I am losing my nerve, uncertain that this is the escape I was seeking.
The sun hammers through the windshield onto my arms. I turned off the engine a few minutes ago, but when I went to reach for my bag—to get money for the gas pump—I realized that my cards could be tracked.
I should have cashed out my accounts, but I was in too much of a panic at the time for logic to rule my escape plan.
Now, four hundred miles way, it hits me that I have not escaped at all.
I skipped the air conditioning on this bright day to squeeze more miles out of the first tank, to get father without needing to stop. My shirt is sticking to my skin after riding in the hot box, warm air blowing from the vent that may well have been warmer than the air inside the car.
And now? I’m back to the start. Reset the trip counter.
I’m going to have to drain my accounts at the gas-station’s questionable ATM. Visit more. What are the limits on a single withdrawal these days? How much does a stand-alone kiosk hold?

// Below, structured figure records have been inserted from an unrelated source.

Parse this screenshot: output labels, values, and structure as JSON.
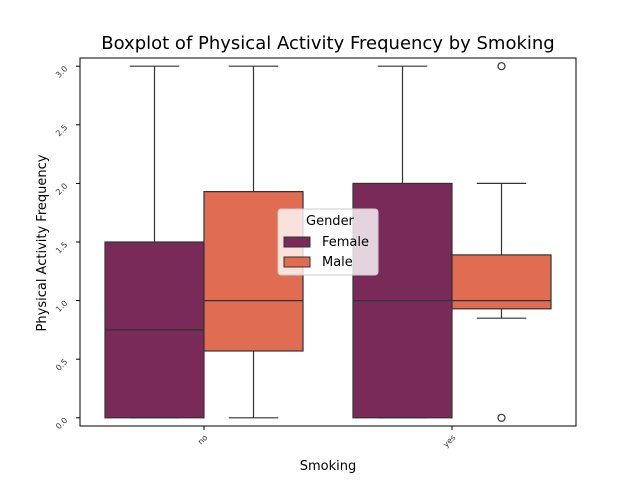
{
  "chart_data": {
    "type": "boxplot",
    "title": "Boxplot of Physical Activity Frequency by Smoking",
    "xlabel": "Smoking",
    "ylabel": "Physical Activity Frequency",
    "categories": [
      "no",
      "yes"
    ],
    "ylim": [
      -0.07,
      3.07
    ],
    "yticks": [
      0.0,
      0.5,
      1.0,
      1.5,
      2.0,
      2.5,
      3.0
    ],
    "ytick_labels": [
      "0.0",
      "0.5",
      "1.0",
      "1.5",
      "2.0",
      "2.5",
      "3.0"
    ],
    "grid": false,
    "legend": {
      "title": "Gender",
      "placement": "center",
      "entries": [
        "Female",
        "Male"
      ]
    },
    "series": [
      {
        "name": "Female",
        "color": "#7a2a59",
        "boxes": [
          {
            "category": "no",
            "whisker_low": 0.0,
            "q1": 0.0,
            "median": 0.75,
            "q3": 1.5,
            "whisker_high": 3.0,
            "outliers": []
          },
          {
            "category": "yes",
            "whisker_low": 0.0,
            "q1": 0.0,
            "median": 1.0,
            "q3": 2.0,
            "whisker_high": 3.0,
            "outliers": []
          }
        ]
      },
      {
        "name": "Male",
        "color": "#e06c52",
        "boxes": [
          {
            "category": "no",
            "whisker_low": 0.0,
            "q1": 0.57,
            "median": 1.0,
            "q3": 1.93,
            "whisker_high": 3.0,
            "outliers": []
          },
          {
            "category": "yes",
            "whisker_low": 0.85,
            "q1": 0.93,
            "median": 1.0,
            "q3": 1.39,
            "whisker_high": 2.0,
            "outliers": [
              0.0,
              3.0
            ]
          }
        ]
      }
    ]
  }
}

I left my mobile phone behind—on purpose. Oh God, what if my bank calls to verify my identity for these transactions?
I take my hand away from my purse without retrieving my wallet.
The car’s title is in the glove box.
A used card lot is across the street from the gas station.
Maybe someone there can drive me to a Greyhound terminal after I make good my escape.
Author’s Note: These snippets are unedited free-writing exercises that I use as a way to shift my brain into a creative state. I use Lynda Barry’s What It Is YouTube timed exercises (usually 9 minutes worth of writing) for these. They are handwritten in a composition notebook and then typed up here. As I transcribe them, I make minor grammar and spelling corrections, but the overall “clarity” (if you can call it that) of the exercise is left as-is.